The AI readiness checklist for marketing leaders
Before investing in AI tools or training, marketing leaders need to know whether their function is ready to benefit. These are the questions that separate productive adoption from wasted effort.
There is a question that comes up in almost every conversation with marketing leaders considering AI: are we ready?
It is a fair question. AI adoption requires time, attention, and usually some investment. Before committing, it makes sense to understand whether the conditions are right for it to actually work.
The answer is rarely a simple yes or no. But there are specific indicators that suggest a marketing function is well positioned to benefit from AI — and others that suggest the foundations need work first.
Do you have documented processes?
AI works best when it can be applied to repeatable workflows. If your team’s processes exist mostly in people’s heads — “Sarah handles that” or “we just know how to do it” — then the first step is not AI. It is process documentation.
This does not need to be elaborate.

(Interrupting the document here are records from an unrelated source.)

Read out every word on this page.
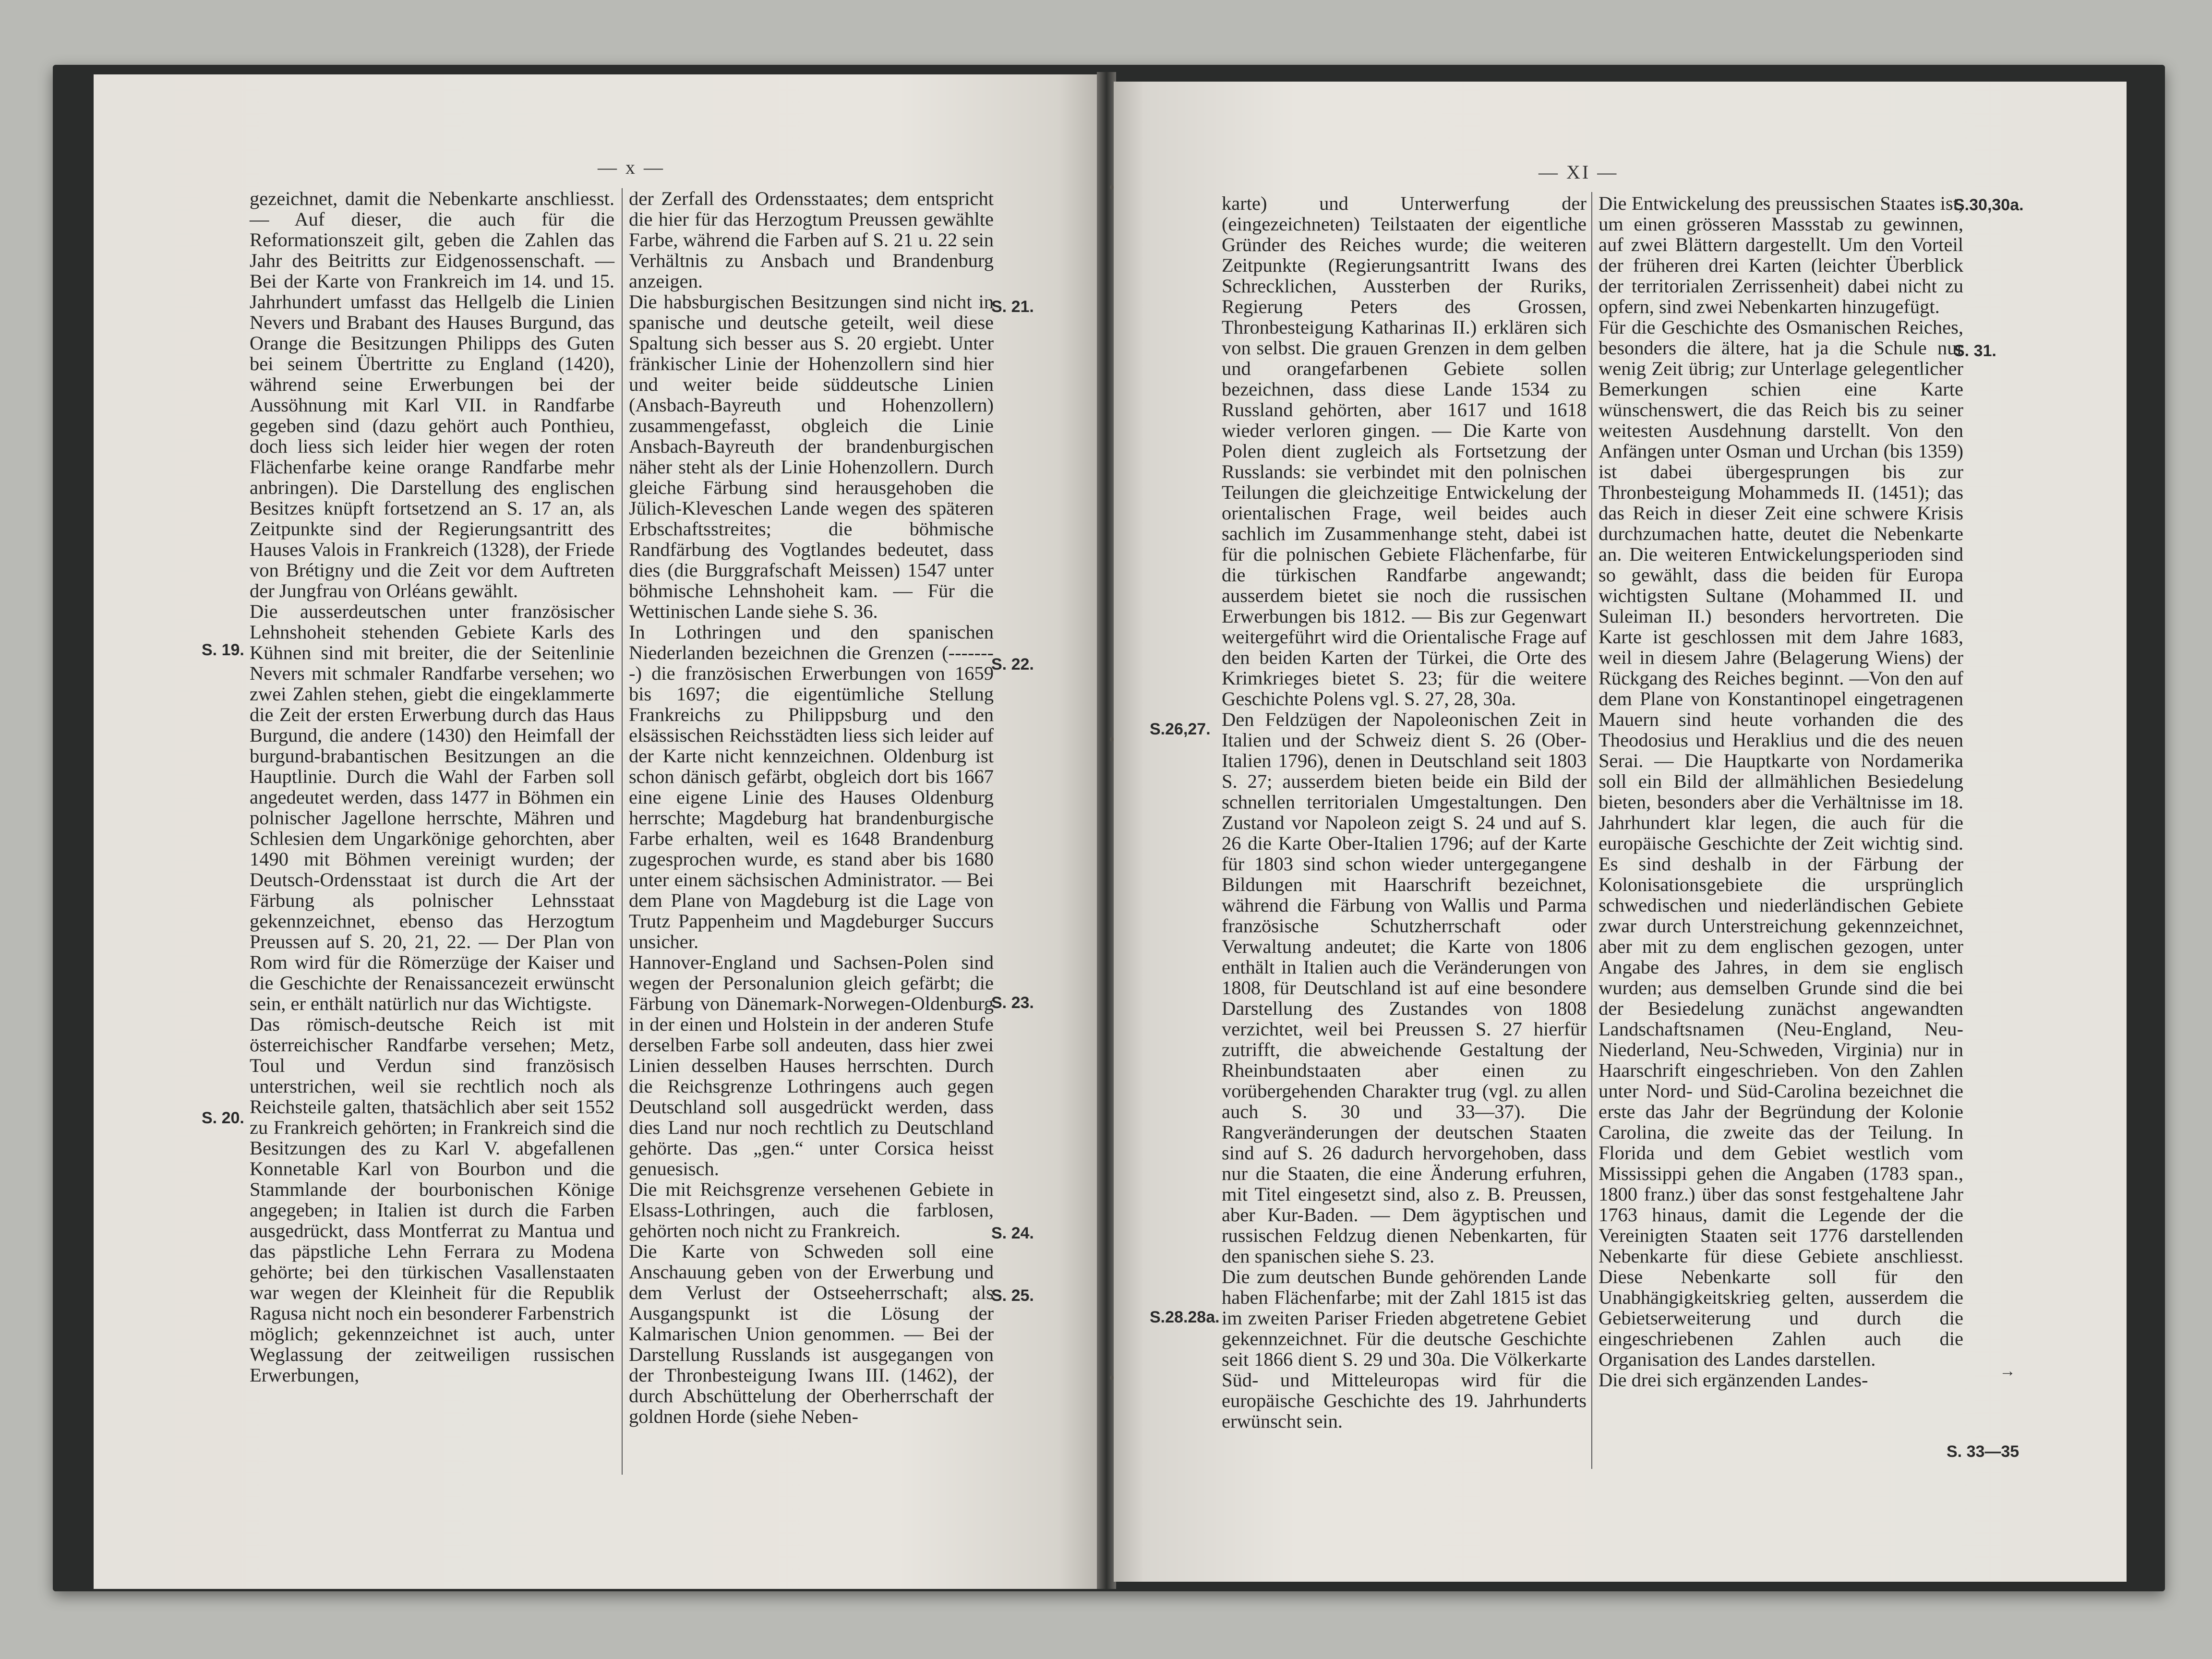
— x —	— XI —
gezeichnet, damit die Nebenkarte anschliesst. — Auf dieser, die auch für die Reformationszeit gilt, geben die Zahlen das Jahr des Beitritts zur Eidgenossenschaft. — Bei der Karte von Frankreich im 14. und 15. Jahrhundert umfasst das Hellgelb die Linien Nevers und Brabant des Hauses Burgund, das Orange die Besitzungen Philipps des Guten bei seinem Übertritte zu England (1420), während seine Erwerbungen bei der Aussöhnung mit Karl VII. in Randfarbe gegeben sind (dazu gehört auch Ponthieu, doch liess sich leider hier wegen der roten Flächenfarbe keine orange Randfarbe mehr anbringen). Die Darstellung des englischen Besitzes knüpft fortsetzend an S. 17 an, als Zeitpunkte sind der Regierungsantritt des Hauses Valois in Frankreich (1328), der Friede von Brétigny und die Zeit vor dem Auftreten der Jungfrau von Orléans gewählt.
Die ausserdeutschen unter französischer Lehnshoheit stehenden Gebiete Karls des Kühnen sind mit breiter, die der Seitenlinie Nevers mit schmaler Randfarbe versehen; wo zwei Zahlen stehen, giebt die eingeklammerte die Zeit der ersten Erwerbung durch das Haus Burgund, die andere (1430) den Heimfall der burgund-brabantischen Besitzungen an die Hauptlinie. Durch die Wahl der Farben soll angedeutet werden, dass 1477 in Böhmen ein polnischer Jagellone herrschte, Mähren und Schlesien dem Ungarkönige gehorchten, aber 1490 mit Böhmen vereinigt wurden; der Deutsch-Ordensstaat ist durch die Art der Färbung als polnischer Lehnsstaat gekennzeichnet, ebenso das Herzogtum Preussen auf S. 20, 21, 22. — Der Plan von Rom wird für die Römerzüge der Kaiser und die Geschichte der Renaissancezeit erwünscht sein, er enthält natürlich nur das Wichtigste.
Das römisch-deutsche Reich ist mit österreichischer Randfarbe versehen; Metz, Toul und Verdun sind französisch unterstrichen, weil sie rechtlich noch als Reichsteile galten, thatsächlich aber seit 1552 zu Frankreich gehörten; in Frankreich sind die Besitzungen des zu Karl V. abgefallenen Konnetable Karl von Bourbon und die Stammlande der bourbonischen Könige angegeben; in Italien ist durch die Farben ausgedrückt, dass Montferrat zu Mantua und das päpstliche Lehn Ferrara zu Modena gehörte; bei den türkischen Vasallenstaaten war wegen der Kleinheit für die Republik Ragusa nicht noch ein besonderer Farbenstrich möglich; gekennzeichnet ist auch, unter Weglassung der zeitweiligen russischen Erwerbungen,
der Zerfall des Ordensstaates; dem entspricht die hier für das Herzogtum Preussen gewählte Farbe, während die Farben auf S. 21 u. 22 sein Verhältnis zu Ansbach und Brandenburg anzeigen.
Die habsburgischen Besitzungen sind nicht in spanische und deutsche geteilt, weil diese Spaltung sich besser aus S. 20 ergiebt. Unter fränkischer Linie der Hohenzollern sind hier und weiter beide süddeutsche Linien (Ansbach-Bayreuth und Hohenzollern) zusammengefasst, obgleich die Linie Ansbach-Bayreuth der brandenburgischen näher steht als der Linie Hohenzollern. Durch gleiche Färbung sind herausgehoben die Jülich-Kleveschen Lande wegen des späteren Erbschaftsstreites; die böhmische Randfärbung des Vogtlandes bedeutet, dass dies (die Burggrafschaft Meissen) 1547 unter böhmische Lehnshoheit kam. — Für die Wettinischen Lande siehe S. 36.
In Lothringen und den spanischen Niederlanden bezeichnen die Grenzen (--------) die französischen Erwerbungen von 1659 bis 1697; die eigentümliche Stellung Frankreichs zu Philippsburg und den elsässischen Reichsstädten liess sich leider auf der Karte nicht kennzeichnen. Oldenburg ist schon dänisch gefärbt, obgleich dort bis 1667 eine eigene Linie des Hauses Oldenburg herrschte; Magdeburg hat brandenburgische Farbe erhalten, weil es 1648 Brandenburg zugesprochen wurde, es stand aber bis 1680 unter einem sächsischen Administrator. — Bei dem Plane von Magdeburg ist die Lage von Trutz Pappenheim und Magdeburger Succurs unsicher.
Hannover-England und Sachsen-Polen sind wegen der Personalunion gleich gefärbt; die Färbung von Dänemark-Norwegen-Oldenburg in der einen und Holstein in der anderen Stufe derselben Farbe soll andeuten, dass hier zwei Linien desselben Hauses herrschten. Durch die Reichsgrenze Lothringens auch gegen Deutschland soll ausgedrückt werden, dass dies Land nur noch rechtlich zu Deutschland gehörte. Das „gen.“ unter Corsica heisst genuesisch.
Die mit Reichsgrenze versehenen Gebiete in Elsass-Lothringen, auch die farblosen, gehörten noch nicht zu Frankreich.
Die Karte von Schweden soll eine Anschauung geben von der Erwerbung und dem Verlust der Ostseeherrschaft; als Ausgangspunkt ist die Lösung der Kalmarischen Union genommen. — Bei der Darstellung Russlands ist ausgegangen von der Thronbesteigung Iwans III. (1462), der durch Abschüttelung der Oberherrschaft der goldnen Horde (siehe Neben-
karte) und Unterwerfung der (eingezeichneten) Teilstaaten der eigentliche Gründer des Reiches wurde; die weiteren Zeitpunkte (Regierungsantritt Iwans des Schrecklichen, Aussterben der Ruriks, Regierung Peters des Grossen, Thronbesteigung Katharinas II.) erklären sich von selbst. Die grauen Grenzen in dem gelben und orangefarbenen Gebiete sollen bezeichnen, dass diese Lande 1534 zu Russland gehörten, aber 1617 und 1618 wieder verloren gingen. — Die Karte von Polen dient zugleich als Fortsetzung der Russlands: sie verbindet mit den polnischen Teilungen die gleichzeitige Entwickelung der orientalischen Frage, weil beides auch sachlich im Zusammenhange steht, dabei ist für die polnischen Gebiete Flächenfarbe, für die türkischen Randfarbe angewandt; ausserdem bietet sie noch die russischen Erwerbungen bis 1812. — Bis zur Gegenwart weitergeführt wird die Orientalische Frage auf den beiden Karten der Türkei, die Orte des Krimkrieges bietet S. 23; für die weitere Geschichte Polens vgl. S. 27, 28, 30a.
Den Feldzügen der Napoleonischen Zeit in Italien und der Schweiz dient S. 26 (Ober-Italien 1796), denen in Deutschland seit 1803 S. 27; ausserdem bieten beide ein Bild der schnellen territorialen Umgestaltungen. Den Zustand vor Napoleon zeigt S. 24 und auf S. 26 die Karte Ober-Italien 1796; auf der Karte für 1803 sind schon wieder untergegangene Bildungen mit Haarschrift bezeichnet, während die Färbung von Wallis und Parma französische Schutzherrschaft oder Verwaltung andeutet; die Karte von 1806 enthält in Italien auch die Veränderungen von 1808, für Deutschland ist auf eine besondere Darstellung des Zustandes von 1808 verzichtet, weil bei Preussen S. 27 hierfür zutrifft, die abweichende Gestaltung der Rheinbundstaaten aber einen zu vorübergehenden Charakter trug (vgl. zu allen auch S. 30 und 33—37). Die Rangveränderungen der deutschen Staaten sind auf S. 26 dadurch hervorgehoben, dass nur die Staaten, die eine Änderung erfuhren, mit Titel eingesetzt sind, also z. B. Preussen, aber Kur-Baden. — Dem ägyptischen und russischen Feldzug dienen Nebenkarten, für den spanischen siehe S. 23.
Die zum deutschen Bunde gehörenden Lande haben Flächenfarbe; mit der Zahl 1815 ist das im zweiten Pariser Frieden abgetretene Gebiet gekennzeichnet. Für die deutsche Geschichte seit 1866 dient S. 29 und 30a. Die Völkerkarte Süd- und Mitteleuropas wird für die europäische Geschichte des 19. Jahrhunderts erwünscht sein.
Die Entwickelung des preussischen Staates ist, um einen grösseren Massstab zu gewinnen, auf zwei Blättern dargestellt. Um den Vorteil der früheren drei Karten (leichter Überblick der territorialen Zerrissenheit) dabei nicht zu opfern, sind zwei Nebenkarten hinzugefügt.
Für die Geschichte des Osmanischen Reiches, besonders die ältere, hat ja die Schule nur wenig Zeit übrig; zur Unterlage gelegentlicher Bemerkungen schien eine Karte wünschenswert, die das Reich bis zu seiner weitesten Ausdehnung darstellt. Von den Anfängen unter Osman und Urchan (bis 1359) ist dabei übergesprungen bis zur Thronbesteigung Mohammeds II. (1451); das das Reich in dieser Zeit eine schwere Krisis durchzumachen hatte, deutet die Nebenkarte an. Die weiteren Entwickelungsperioden sind so gewählt, dass die beiden für Europa wichtigsten Sultane (Mohammed II. und Suleiman II.) besonders hervortreten. Die Karte ist geschlossen mit dem Jahre 1683, weil in diesem Jahre (Belagerung Wiens) der Rückgang des Reiches beginnt. —Von den auf dem Plane von Konstantinopel eingetragenen Mauern sind heute vorhanden die des Theodosius und Heraklius und die des neuen Serai. — Die Hauptkarte von Nordamerika soll ein Bild der allmählichen Besiedelung bieten, besonders aber die Verhältnisse im 18. Jahrhundert klar legen, die auch für die europäische Geschichte der Zeit wichtig sind. Es sind deshalb in der Färbung der Kolonisationsgebiete die ursprünglich schwedischen und niederländischen Gebiete zwar durch Unterstreichung gekennzeichnet, aber mit zu dem englischen gezogen, unter Angabe des Jahres, in dem sie englisch wurden; aus demselben Grunde sind die bei der Besiedelung zunächst angewandten Landschaftsnamen (Neu-England, Neu-Niederland, Neu-Schweden, Virginia) nur in Haarschrift eingeschrieben. Von den Zahlen unter Nord- und Süd-Carolina bezeichnet die erste das Jahr der Begründung der Kolonie Carolina, die zweite das der Teilung. In Florida und dem Gebiet westlich vom Mississippi gehen die Angaben (1783 span., 1800 franz.) über das sonst festgehaltene Jahr 1763 hinaus, damit die Legende der die Vereinigten Staaten seit 1776 darstellenden Nebenkarte für diese Gebiete anschliesst. Diese Nebenkarte soll für den Unabhängigkeitskrieg gelten, ausserdem die Gebietserweiterung und durch die eingeschriebenen Zahlen auch die Organisation des Landes darstellen.
Die drei sich ergänzenden Landes-
S. 19.
S. 20.
S. 21.
S. 22.
S. 23.
S. 24.
S. 25.
S.26,27.
S.28.28a.
S.30,30a.
S. 31.
S. 33—35
→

A list of the steps involved in producing a campaign brief, a content plan, or a monthly report is usually enough. The point is to make the work visible so you can identify where AI could add value.
If your team cannot describe its own workflows, AI will have nothing structured to improve.
Is there a workflow that is painful, frequent, and visible?
The best starting point for AI is a workflow that meets three criteria: it takes significant time, it runs regularly, and the output is something people actually see and use.
Content production pipelines, reporting, competitive research, campaign analysis, brief processing — these are common examples. The key is that the first workflow needs to produce a visible win that builds confidence and demand for more.
If you cannot point to a single workflow that fits these criteria, AI adoption will struggle to gain traction because there is no obvious place to start.
Does your team have the time to learn?
AI adoption is not just a tool purchase. It requires people to spend time learning how to use the tools effectively, building workflows, and iterating on outputs. If your team is already running at full capacity with no room for learning, then adding AI to the workload will feel like another burden rather than a capability upgrade.
The marketing leaders who make this work typically protect time for it. A 90-minute session per week for four to six weeks is often enough to build practical AI capability across a team. But that time needs to be carved out and defended.
Do you have someone who will own it?
AI adoption without clear ownership drifts. Someone needs to be accountable for making it work — not just trying it, but embedding it into how the team operates.
In smaller teams, this is often the marketing leader themselves. In larger functions, it might be a senior manager. Either way, the question of who owns AI inside the business needs a clear answer before you start.
Are you willing to change how work gets done?
This is the one that catches people. AI adoption is not just about adding a new tool to the existing process. It often requires rethinking the process itself.
If your content production pipeline takes five days and involves four rounds of review, AI might reduce the production time to one day — but the review process still takes four. The gain is only realised if the surrounding process adapts.
Marketing leaders who approach AI with an open mind about changing workflows tend to see significantly more value than those who try to insert AI into an unchanged process.
Can you articulate what success looks like?
“We want to use AI” is not a success criterion. “We want to reduce our monthly reporting time from three days to half a day” is.
Before investing in AI training or tools, you should be able to describe what a successful outcome looks like in terms your leadership team would recognise. Time saved, output quality improved, capacity freed up, cost reduced.
This is not about precise forecasting. It is about having a clear enough picture that you can measure the value once it is delivered.
Is your data accessible?
AI workflows often need to pull from or push to existing systems — your CRM, analytics platform, CMS, advertising accounts, or project management tools. If your data is locked inside systems that nobody has API access to, or if your reporting depends on manual exports and spreadsheets, that creates friction.
You do not need perfectly clean data to start. But you do need to know where your data lives and how accessible it is. The more connected your systems, the more powerful the AI workflows you can build.
The checklist
If you can answer yes to most of these, your marketing function is well positioned for AI adoption:
You can describe at least three repeatable workflows in your marketing function.
You can identify one workflow that is painful, frequent, and visible enough to be a good starting point.
Your team has protected time for learning, even if it is modest.
Someone senior will own the adoption process and be accountable for results.
You are open to changing how work gets done, not just adding tools to the current process.
You can describe what success looks like in terms the business will recognise.
Your key data sources are accessible, or you know what needs to change to make them so.
If several of these feel uncertain, that does not mean AI is wrong for your function. It means the readiness work needs to happen first — and that work is often faster than people expect.